会場からの発言でも、日本から中国東北部に送り出された満蒙開拓団として壮絶な体験をした人や、南方戦線へ徴兵された人が「いま話しておかなければ」とこもごも訴えました。若い世代に伝える企画を計画します。
語りつぐ活動
同県の東南部、諏訪地方では、一月二十九日に誕生した「富士見町九条の会」の発足により、六市町村すべての自治体に会が結成されました。
「戦争体験者が少なくなったいまこそ、戦争がもたらす不幸を語り継ぐ活動を」と矢嶋民雄町長がメッセージを寄せ、町内に在住する戦争体験者二人が発言しました。

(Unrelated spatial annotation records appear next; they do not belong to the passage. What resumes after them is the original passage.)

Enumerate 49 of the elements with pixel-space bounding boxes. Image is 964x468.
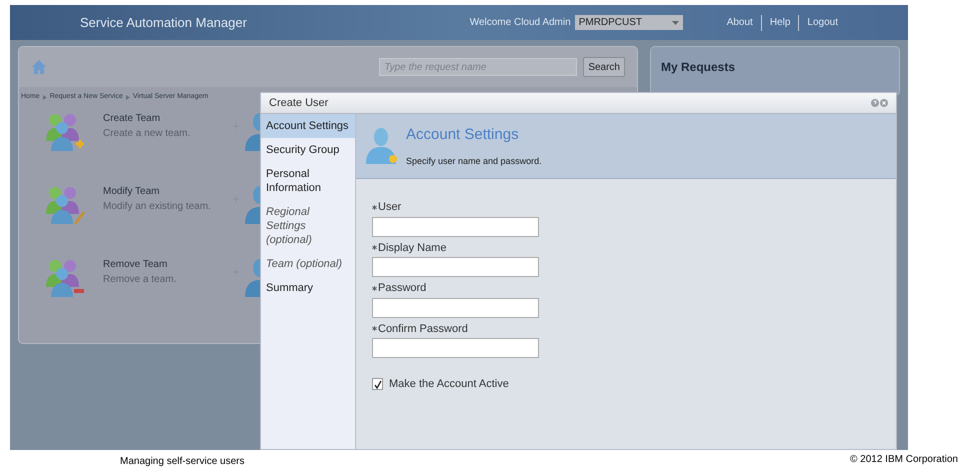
field-label: Display Name	[378, 240, 446, 256]
checkbox[interactable]	[372, 378, 383, 390]
panel-title: My Requests	[661, 60, 736, 74]
step-item[interactable]: Security Group	[261, 138, 355, 162]
slide-caption: Managing self-service users	[120, 455, 244, 468]
section-title: Account Settings	[406, 125, 520, 145]
caret-icon	[672, 20, 679, 24]
field-label: User	[378, 200, 402, 215]
field-label: Confirm Password	[378, 322, 468, 336]
header-link[interactable]: About	[726, 15, 753, 30]
section-subtitle: Specify user name and password.	[406, 154, 542, 168]
check-icon	[374, 380, 382, 389]
person-icon	[245, 257, 260, 299]
input-field[interactable]	[372, 216, 539, 236]
input-field[interactable]	[372, 338, 539, 358]
step-item[interactable]: Regional Settings (optional)	[261, 200, 355, 252]
input-field[interactable]	[372, 298, 539, 318]
team-icon	[45, 111, 85, 153]
step-item[interactable]: Personal Information	[261, 162, 355, 200]
user-icon	[364, 126, 400, 166]
offering-title[interactable]: Modify Team	[103, 184, 233, 199]
input-field[interactable]	[372, 257, 539, 277]
chevron-icon	[126, 94, 130, 100]
offering-description: Remove a team.	[103, 273, 178, 287]
search-button[interactable]: Search	[583, 57, 625, 77]
copyright-text: © 2012 IBM Corporation	[850, 453, 958, 467]
header-link[interactable]: Help	[770, 15, 790, 30]
team-icon	[45, 257, 85, 299]
welcome-text: Welcome Cloud Admin	[470, 16, 571, 30]
step-item[interactable]: Team (optional)	[261, 252, 355, 276]
dialog-title: Create User	[269, 96, 328, 111]
chevron-icon	[42, 94, 47, 100]
offering-description: Create a new team.	[103, 127, 192, 141]
header-link[interactable]: Logout	[807, 15, 838, 30]
offering-title[interactable]: Remove Team	[103, 257, 233, 272]
person-icon	[245, 111, 260, 153]
close-icon[interactable]	[880, 99, 888, 107]
offering-description: Modify an existing team.	[103, 200, 212, 214]
field-label: Password	[378, 281, 426, 296]
step-item[interactable]: Summary	[261, 276, 355, 300]
help-icon[interactable]	[871, 99, 879, 107]
team-icon	[45, 184, 85, 226]
home-icon[interactable]	[31, 59, 47, 75]
person-icon	[245, 184, 260, 226]
offering-title[interactable]: Create Team	[103, 111, 233, 126]
step-item[interactable]: Account Settings	[261, 114, 355, 138]
app-title: Service Automation Manager	[80, 14, 247, 32]
account-select[interactable]: PMRDPCUST	[574, 15, 683, 30]
checkbox-label: Make the Account Active	[389, 377, 509, 392]
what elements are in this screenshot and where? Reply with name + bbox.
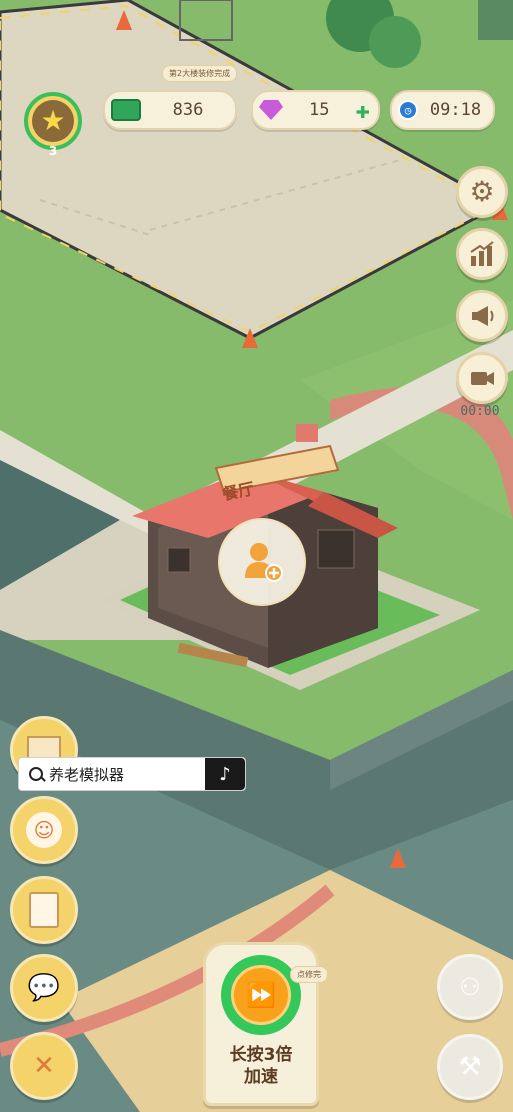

進藤五十鈴さん(74)は、六十年前に青写真の裏紙に絵の具を薄めてえがいた絵巻物を会場に展示し、母親がつくった防空ずきんをかぶり、「戦争は絶対やってはならない」と語りました。
五味幸さん(80)は「戦争は骨身にしみています」と前置きし、旧満州の開拓に入植した家族が敗戦と同時に襲撃された事件を語りました。「銃弾を頭に受けて父は即死、死んだ母親にすがる子ども、全滅寸前に八路軍(中国人民解放軍の前身)に救われました」と話すと、会場は静まり、涙を流す人もいました。
陶芸作家らも
各分野別の「九条の会」も次々と結成され、活動を始めています。
兵庫県では、女性「九条の会」が二月五日、結成のつどいを開きました。丹波焼作家の石田陶春さんがあいさつし、後藤玲子弁護士が講演、ラジオパーソナリティーの小山乃里子さんが番組でのエピソードを交えつつ、「いろんなことをテーマにとりあげますが、『やっぱり平和が一番よね』ということを語り続けたい」と話しました。
よびかけ人には、三氏のほか、作家の小川洋子さんら三十二人が名を連ねています。
宮城県の「女性九条の会」は、憲法問題連続講座を開催しています。一月二十九日には、二回目の講座を開き、六十三人が参加しました。
環境を破壊へ
神奈川県では、自然保護や環境問題に関心のある人たちが二月四日、「かながわ環境・九条の会」を発足させました。
環境問題の市民運動、住民運動に携わる研究者や弁護士、医師、宗教者ら四十人がよびかけ、準備をすすめてきました。
丹沢の自然保護運動にとりくんでいる梶谷泉さんは、戦争中に丹沢のブナが飛行機のプロペラの材料として伐採された歴史を紹介し、「環境サイドの九条の会が発足し、大変勇気づけられます」と話しました。
会には百十三人が参加し、「最大の環境破壊である戦争のない平和な世界を築くため、日本国憲法九条を守るという一点で手をつなごう」と話し合いました。
高知県では二月八日、俳句愛好者二十五人が集まり、「俳句を愛するこうち『九条の会』」が発足しました。
昨年七月から、毎月会合を重ね、手紙で賛同をよびかけてきました。
会報の発行や四季折々に俳句の会を開くこと、署名用紙を独自に作成して、協力を広げようとみんなで話し合いました。
署名は「俳句という短い言葉でくらしや自然を語ってきました。俳句をすることは、平和なくらし、豊かな自然が守られてこそ生まれるものです」と訴えています。